Abkürzung DGB, föderativ strukturierter Dachverband von acht (seit März 2001; ver.di) autonomen (Finanz-, Tarif-, Personalhoheit) Mitgliedgewerkschaften, die meist nach dem Industrieverbandsprinzip Arbeiter, Angestellte und Beamte organisieren. Der DGB ist ein nicht rechtsfähiger Verein; er wurde 1949 in München gegründet, Sitz: Düsseldorf.
 
Der DGB trat an die Stelle der 1933 zerschlagenen Gewerkschaftsbünde, unterscheidet sich jedoch wesentlich von diesen: Die Richtungszusammenschlüsse (christliche, freie und Hirsch-Dunckersche Gewerkschaften) wurden durch die Einheitsgewerkschaft (parteipolitische Unabhängigkeit, weltanschauliche Toleranz), die Berufsverbände durch (damals) 17 Gewerkschaften und Industriegewerkschaften (»ein Betrieb - eine Gewerkschaft«) abgelöst.

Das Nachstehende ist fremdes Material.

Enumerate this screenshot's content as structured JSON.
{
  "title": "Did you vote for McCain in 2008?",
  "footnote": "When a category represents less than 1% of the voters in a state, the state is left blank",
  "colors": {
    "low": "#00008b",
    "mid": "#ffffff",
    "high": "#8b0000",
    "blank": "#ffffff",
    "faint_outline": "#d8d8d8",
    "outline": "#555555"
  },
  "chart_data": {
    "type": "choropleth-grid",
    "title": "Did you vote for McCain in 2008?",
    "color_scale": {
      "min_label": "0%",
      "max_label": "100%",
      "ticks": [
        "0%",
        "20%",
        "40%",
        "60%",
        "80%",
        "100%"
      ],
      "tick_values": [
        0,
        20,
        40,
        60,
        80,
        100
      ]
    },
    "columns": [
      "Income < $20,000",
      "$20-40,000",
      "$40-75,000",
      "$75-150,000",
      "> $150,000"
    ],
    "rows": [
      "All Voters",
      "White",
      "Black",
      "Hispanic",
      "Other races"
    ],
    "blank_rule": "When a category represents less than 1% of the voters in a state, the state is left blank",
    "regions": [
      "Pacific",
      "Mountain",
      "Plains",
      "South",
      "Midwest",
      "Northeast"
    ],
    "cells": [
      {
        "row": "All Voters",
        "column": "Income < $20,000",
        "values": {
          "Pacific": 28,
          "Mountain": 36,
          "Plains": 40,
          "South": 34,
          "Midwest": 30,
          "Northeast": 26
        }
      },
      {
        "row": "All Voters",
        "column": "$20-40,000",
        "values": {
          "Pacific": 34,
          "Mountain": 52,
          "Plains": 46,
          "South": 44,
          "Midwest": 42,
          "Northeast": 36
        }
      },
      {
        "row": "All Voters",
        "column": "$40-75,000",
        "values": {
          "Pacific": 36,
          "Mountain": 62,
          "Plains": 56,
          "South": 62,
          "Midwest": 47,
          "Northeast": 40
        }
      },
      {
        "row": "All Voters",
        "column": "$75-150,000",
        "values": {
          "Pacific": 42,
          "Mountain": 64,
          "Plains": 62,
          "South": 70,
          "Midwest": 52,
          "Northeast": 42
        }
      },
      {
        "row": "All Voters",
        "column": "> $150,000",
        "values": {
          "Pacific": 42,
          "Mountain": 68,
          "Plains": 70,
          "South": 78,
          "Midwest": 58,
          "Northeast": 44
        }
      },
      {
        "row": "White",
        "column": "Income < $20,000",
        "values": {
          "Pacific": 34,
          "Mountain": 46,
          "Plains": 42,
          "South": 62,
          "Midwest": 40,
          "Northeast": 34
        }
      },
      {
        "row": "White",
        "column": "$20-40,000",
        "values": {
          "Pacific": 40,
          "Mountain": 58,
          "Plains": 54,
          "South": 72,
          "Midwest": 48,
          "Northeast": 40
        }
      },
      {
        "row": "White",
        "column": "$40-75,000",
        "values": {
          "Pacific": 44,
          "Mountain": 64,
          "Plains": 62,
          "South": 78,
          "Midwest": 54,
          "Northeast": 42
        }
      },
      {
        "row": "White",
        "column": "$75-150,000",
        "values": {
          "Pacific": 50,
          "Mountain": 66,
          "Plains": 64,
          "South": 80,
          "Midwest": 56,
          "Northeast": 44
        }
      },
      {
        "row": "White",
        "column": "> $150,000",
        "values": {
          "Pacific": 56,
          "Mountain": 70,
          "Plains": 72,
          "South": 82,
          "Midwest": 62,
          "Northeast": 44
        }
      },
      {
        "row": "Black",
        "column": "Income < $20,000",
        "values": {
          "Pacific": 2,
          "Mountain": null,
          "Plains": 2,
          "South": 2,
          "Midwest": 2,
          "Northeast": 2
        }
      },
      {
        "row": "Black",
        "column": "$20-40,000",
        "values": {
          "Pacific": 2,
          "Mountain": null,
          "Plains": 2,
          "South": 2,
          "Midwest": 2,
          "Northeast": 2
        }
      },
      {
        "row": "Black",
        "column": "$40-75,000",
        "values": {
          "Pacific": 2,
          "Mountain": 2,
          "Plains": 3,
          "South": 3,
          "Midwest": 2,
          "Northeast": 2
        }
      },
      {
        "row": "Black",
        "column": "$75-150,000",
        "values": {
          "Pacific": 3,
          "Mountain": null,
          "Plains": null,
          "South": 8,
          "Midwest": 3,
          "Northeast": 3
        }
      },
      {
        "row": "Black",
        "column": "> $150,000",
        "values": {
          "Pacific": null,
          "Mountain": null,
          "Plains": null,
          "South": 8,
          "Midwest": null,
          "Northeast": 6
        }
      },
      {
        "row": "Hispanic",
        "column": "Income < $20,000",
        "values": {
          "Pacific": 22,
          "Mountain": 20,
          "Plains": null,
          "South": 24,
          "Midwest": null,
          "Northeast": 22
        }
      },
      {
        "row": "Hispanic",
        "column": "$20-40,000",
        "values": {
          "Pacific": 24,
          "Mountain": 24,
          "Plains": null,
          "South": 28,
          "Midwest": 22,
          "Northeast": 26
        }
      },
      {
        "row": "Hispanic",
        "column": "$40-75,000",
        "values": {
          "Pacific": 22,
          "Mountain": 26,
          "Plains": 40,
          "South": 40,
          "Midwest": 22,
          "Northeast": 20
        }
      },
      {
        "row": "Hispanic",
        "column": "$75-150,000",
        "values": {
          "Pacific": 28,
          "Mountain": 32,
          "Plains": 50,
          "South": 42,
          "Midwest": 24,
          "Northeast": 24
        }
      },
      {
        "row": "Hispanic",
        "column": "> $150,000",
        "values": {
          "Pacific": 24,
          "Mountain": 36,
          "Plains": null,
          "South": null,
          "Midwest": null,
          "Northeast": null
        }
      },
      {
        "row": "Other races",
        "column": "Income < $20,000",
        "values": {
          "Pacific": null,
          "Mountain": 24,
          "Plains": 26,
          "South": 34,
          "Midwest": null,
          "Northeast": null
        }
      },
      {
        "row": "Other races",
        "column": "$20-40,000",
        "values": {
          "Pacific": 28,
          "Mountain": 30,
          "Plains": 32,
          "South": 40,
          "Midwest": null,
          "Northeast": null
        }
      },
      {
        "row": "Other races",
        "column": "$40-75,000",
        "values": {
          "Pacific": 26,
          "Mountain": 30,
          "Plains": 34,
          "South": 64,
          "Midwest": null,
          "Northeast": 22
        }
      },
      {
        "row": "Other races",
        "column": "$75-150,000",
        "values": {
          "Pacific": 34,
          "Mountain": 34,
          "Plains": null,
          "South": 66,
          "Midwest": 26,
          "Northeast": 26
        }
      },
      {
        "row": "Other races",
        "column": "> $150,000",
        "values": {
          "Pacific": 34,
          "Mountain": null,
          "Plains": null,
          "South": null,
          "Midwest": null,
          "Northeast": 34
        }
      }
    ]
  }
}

Auseinandersetzungen um das Organisationsprinzip führten 1948 zum Ausscheiden der im DGB der britischen Zone organisierten Deutschen Angestellten-Gewerkschaft (Angestelltengewerkschaften), Differenzen über die parteipolitische Neutralität zum Ausscheiden christlicher Arbeitnehmer (christliche Gewerkschaften).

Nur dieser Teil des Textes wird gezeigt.